2) The scare quotes around "somewhat random" are appropriate.
It is super-easy to get into a situation where roundoff is
indistinguishable from truncation.

By way of example, imagine a computer where numbers are encoded
in such a way that the following numbers can be represented, but
nothing in between can be:
       1.00000000
       1.00000001
       1.00000002
       1.00000003
       1.00000004
       etc.

Now, suppose you have added a whole bunch of small numbers, such that
the sum is
   s = 1.00000002
and suppose the next 100 addends are all very close to
  ds = 0.000000001

Well, if you add s + ds (and then round off, as you must) you get
just s.  If you do that 100 times, you still get just s.  So
rounding is indistinguishable from truncation, as advertised.

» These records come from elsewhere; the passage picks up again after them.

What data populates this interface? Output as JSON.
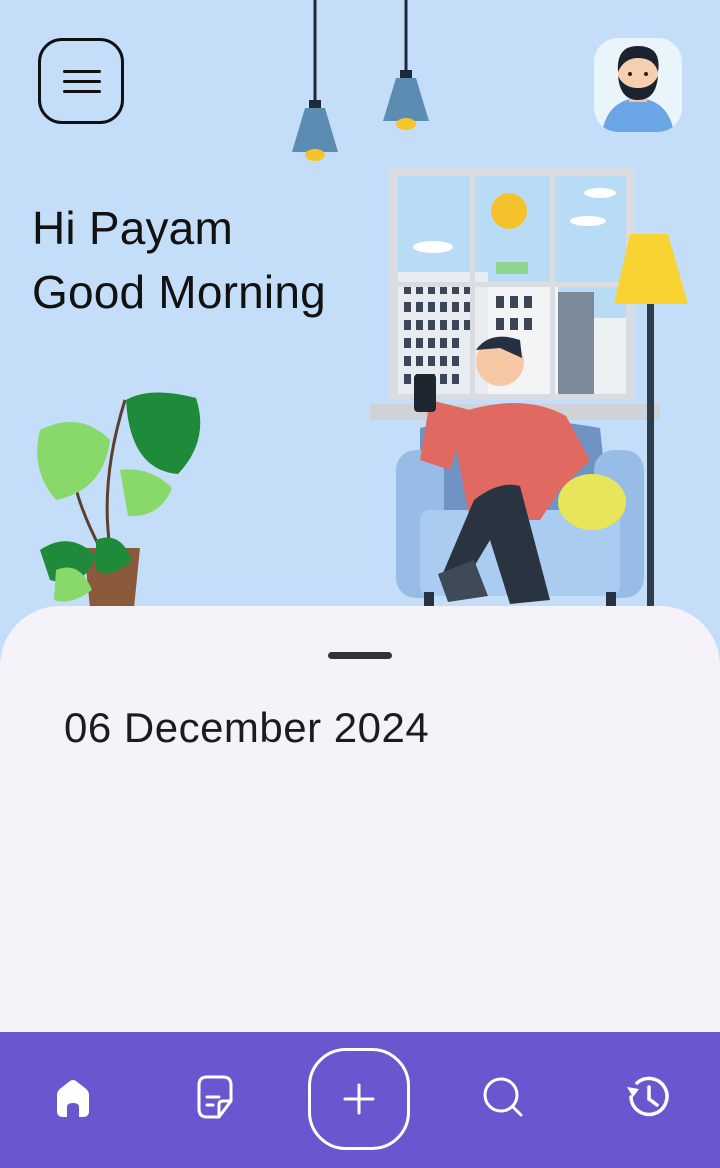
{
  "header": {
    "menu_icon": "hamburger-menu-icon",
    "avatar_icon": "user-avatar"
  },
  "greeting": {
    "line1": "Hi Payam",
    "line2": "Good Morning"
  },
  "sheet": {
    "date": "06 December 2024"
  },
  "nav": {
    "items": [
      {
        "icon": "home-icon"
      },
      {
        "icon": "notes-icon"
      },
      {
        "icon": "plus-icon"
      },
      {
        "icon": "search-icon"
      },
      {
        "icon": "history-icon"
      }
    ]
  },
  "colors": {
    "background": "#c4def9",
    "sheet": "#f6f2fa",
    "nav": "#6a57cf"
  }
}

This is ugly, because [s + (100 ds)] is significantly different
from s, namely
   s' = 1.00000012

You can't improve the situation by fiddling with the roundoff
rules.  If you're going to use ordinary floating point, you're
going to have to round off ... it's just a question of whether
you have enough guard digits.
  *) The question of how many guard digits is "enough" depends
   on details.
  *) Alternatives to ordinary floating point include
   -- arbitrary-precision floating point (can be adjusted to
    give 100 or 1000 digits of resolution if you want)
   -- interval arithmetic (i.e. keeping upper and lower bounds
    on all numbers, including intermediate results)
   -- rational arithmetic (i.e. ratios of integers) (includes
    fixed-point as a special case) ==> no roundoff
   -- ratios of bignums ==> neither roundoff nor overflow

   Alas none of the alternatives are very well supported, although
   there have been some dramatic improvements recently.

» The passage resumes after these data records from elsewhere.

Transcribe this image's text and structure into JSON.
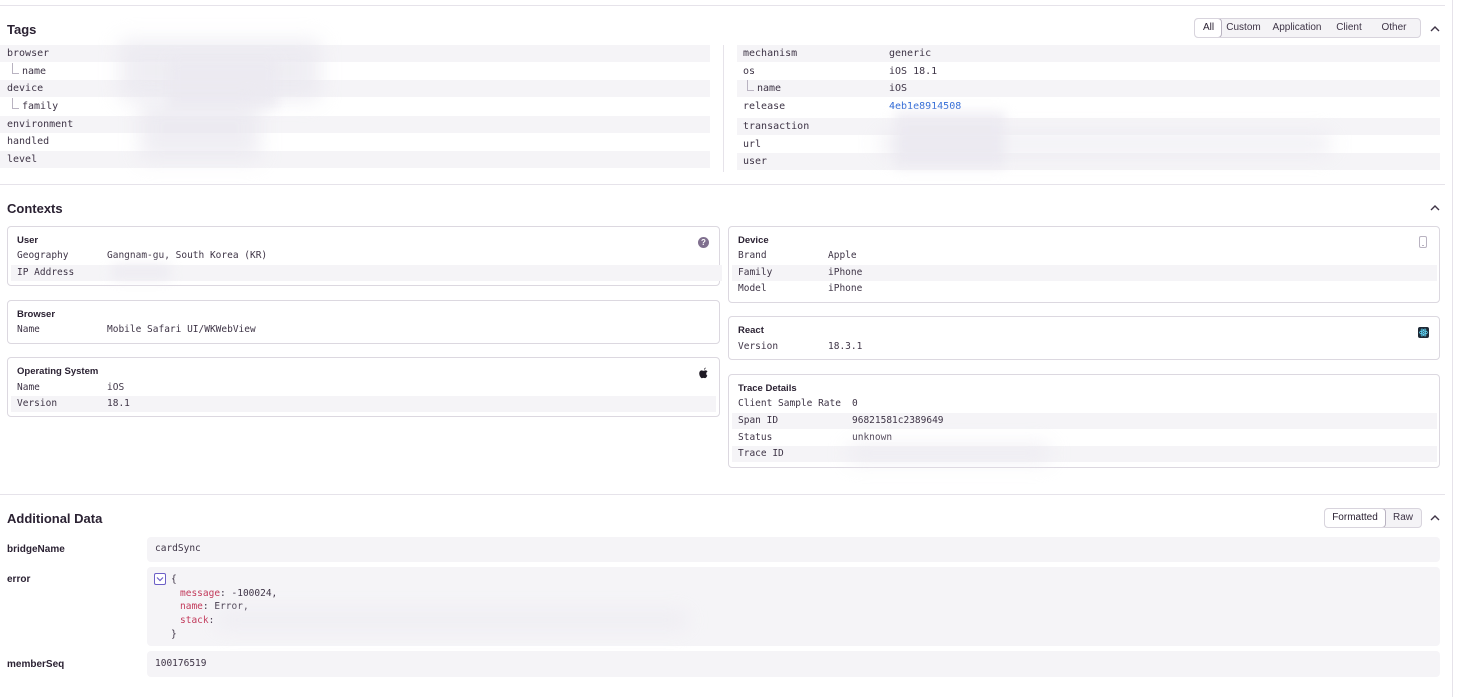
{
  "tags": {
    "title": "Tags",
    "filters": [
      "All",
      "Custom",
      "Application",
      "Client",
      "Other"
    ],
    "active_filter": "All",
    "left": [
      {
        "key": "browser",
        "value": ""
      },
      {
        "key": "name",
        "value": "",
        "child": true
      },
      {
        "key": "device",
        "value": ""
      },
      {
        "key": "family",
        "value": "",
        "child": true
      },
      {
        "key": "environment",
        "value": ""
      },
      {
        "key": "handled",
        "value": ""
      },
      {
        "key": "level",
        "value": ""
      }
    ],
    "right": [
      {
        "key": "mechanism",
        "value": "generic"
      },
      {
        "key": "os",
        "value": "iOS 18.1"
      },
      {
        "key": "name",
        "value": "iOS",
        "child": true
      },
      {
        "key": "release",
        "value": "4eb1e8914508",
        "link": true
      },
      {
        "key": "transaction",
        "value": ""
      },
      {
        "key": "url",
        "value": ""
      },
      {
        "key": "user",
        "value": ""
      }
    ]
  },
  "contexts": {
    "title": "Contexts",
    "user": {
      "title": "User",
      "icon": "help-icon",
      "rows": [
        {
          "k": "Geography",
          "v": "Gangnam-gu, South Korea (KR)"
        },
        {
          "k": "IP Address",
          "v": ""
        }
      ]
    },
    "browser": {
      "title": "Browser",
      "rows": [
        {
          "k": "Name",
          "v": "Mobile Safari UI/WKWebView"
        }
      ]
    },
    "os": {
      "title": "Operating System",
      "icon": "apple-icon",
      "rows": [
        {
          "k": "Name",
          "v": "iOS"
        },
        {
          "k": "Version",
          "v": "18.1"
        }
      ]
    },
    "device": {
      "title": "Device",
      "icon": "phone-icon",
      "rows": [
        {
          "k": "Brand",
          "v": "Apple"
        },
        {
          "k": "Family",
          "v": "iPhone"
        },
        {
          "k": "Model",
          "v": "iPhone"
        }
      ]
    },
    "react": {
      "title": "React",
      "icon": "react-icon",
      "rows": [
        {
          "k": "Version",
          "v": "18.3.1"
        }
      ]
    },
    "trace": {
      "title": "Trace Details",
      "rows": [
        {
          "k": "Client Sample Rate",
          "v": "0"
        },
        {
          "k": "Span ID",
          "v": "96821581c2389649"
        },
        {
          "k": "Status",
          "v": "unknown"
        },
        {
          "k": "Trace ID",
          "v": ""
        }
      ]
    }
  },
  "additional": {
    "title": "Additional Data",
    "view_options": [
      "Formatted",
      "Raw"
    ],
    "active_view": "Formatted",
    "bridgeName": {
      "key": "bridgeName",
      "value": "cardSync"
    },
    "error": {
      "key": "error",
      "open_brace": "{",
      "close_brace": "}",
      "fields": [
        {
          "k": "message",
          "v": "-100024,"
        },
        {
          "k": "name",
          "v": "Error,"
        },
        {
          "k": "stack",
          "v": ""
        }
      ]
    },
    "memberSeq": {
      "key": "memberSeq",
      "value": "100176519"
    }
  }
}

============================

Another trick that I have found useful goes something like this:
Suppose you are stepping a differential equation, where the
stepsize is given by the function diffeq().  Then, roughly:

        s = initial_value()     // some big number
        ds = 0
        repeat (N times) {
          repeat (....) {
             s_local = s + ds    // there may be some roundoff here, but
                                 // the errors are *not* cumulative
             dds = diffeq(s_local)
             ds = ds + dds      // accumulate dds into ds
          }
          // here when ds is "big enough"
          s = s + ds             // accumulate ds into s
          ds = 0                 // keep ds from getting too big
        }

The point is that we keep the large common-mode in s, and keep
it out of ds.  The loop-within-loop structure is needed to
keep ds from getting too big.

Arrange the termination of the inner loop so that a typical
|ds| value is on the order of the geometric mean between a
typical |s| value and a typical |dds| value.  If you can't
think of anything cleverer, run the inner loop for M=10^5 or
M=10^6 iterations (assuming all numbers are represented using
double precision, i.e. about 15 decimal digits of precision).

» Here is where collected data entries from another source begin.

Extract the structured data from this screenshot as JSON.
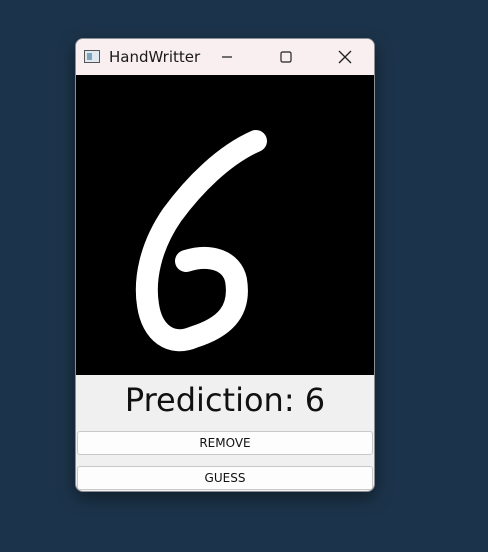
{
  "window": {
    "title": "HandWritter",
    "controls": {
      "minimize_icon": "minimize-icon",
      "maximize_icon": "maximize-icon",
      "close_icon": "close-icon"
    }
  },
  "canvas": {
    "background": "#000000",
    "stroke_color": "#ffffff"
  },
  "prediction_text": "Prediction: 6",
  "buttons": {
    "remove_label": "REMOVE",
    "guess_label": "GUESS"
  }
}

Another way of understanding the principle involved here is
to view it as re-arranging the order of summation.  Add up
the terms in groups of M, then add up the groups.  It's a tree
structure.  You can imagine generalizing it to deeper tree
(loop within loop within loop, ddds --> dds --> ds --> s)
but I've never needed to do this.

This little trick is easy to implement and very efficient.  It
is useless if there are wild variations in the magnitude of
dds, but it works fine in the much-more-common case where the
dds values are generated in some logical order, and "nearby"
dds values are all about the same size.

Also:  try to arrange that all (or most) of the dds values
are of the same sign.  This may be counterintuitive at first,
perhaps because you learned in high school that alternating
series often converge even in cases where the corresponding
non-alternating series doesn't.  But we're not worried about
convergence here;  we're worried about roundoff, and taking
the proverbial "small difference between large numbers" is
bad news.  If you don't believe me, try summing the series
for exp(-10).  You are much better off summing the series for
exp(10) and then taking the reciprocal.

Beloved reference: Forman S. Acton _Numerical Methods that Work_.
Don't be put off by the publication date.  Computers have changed
a lot in the last 35 years, but the vast majority of the ideas in
this book are still valid (and the exceptions are obvious).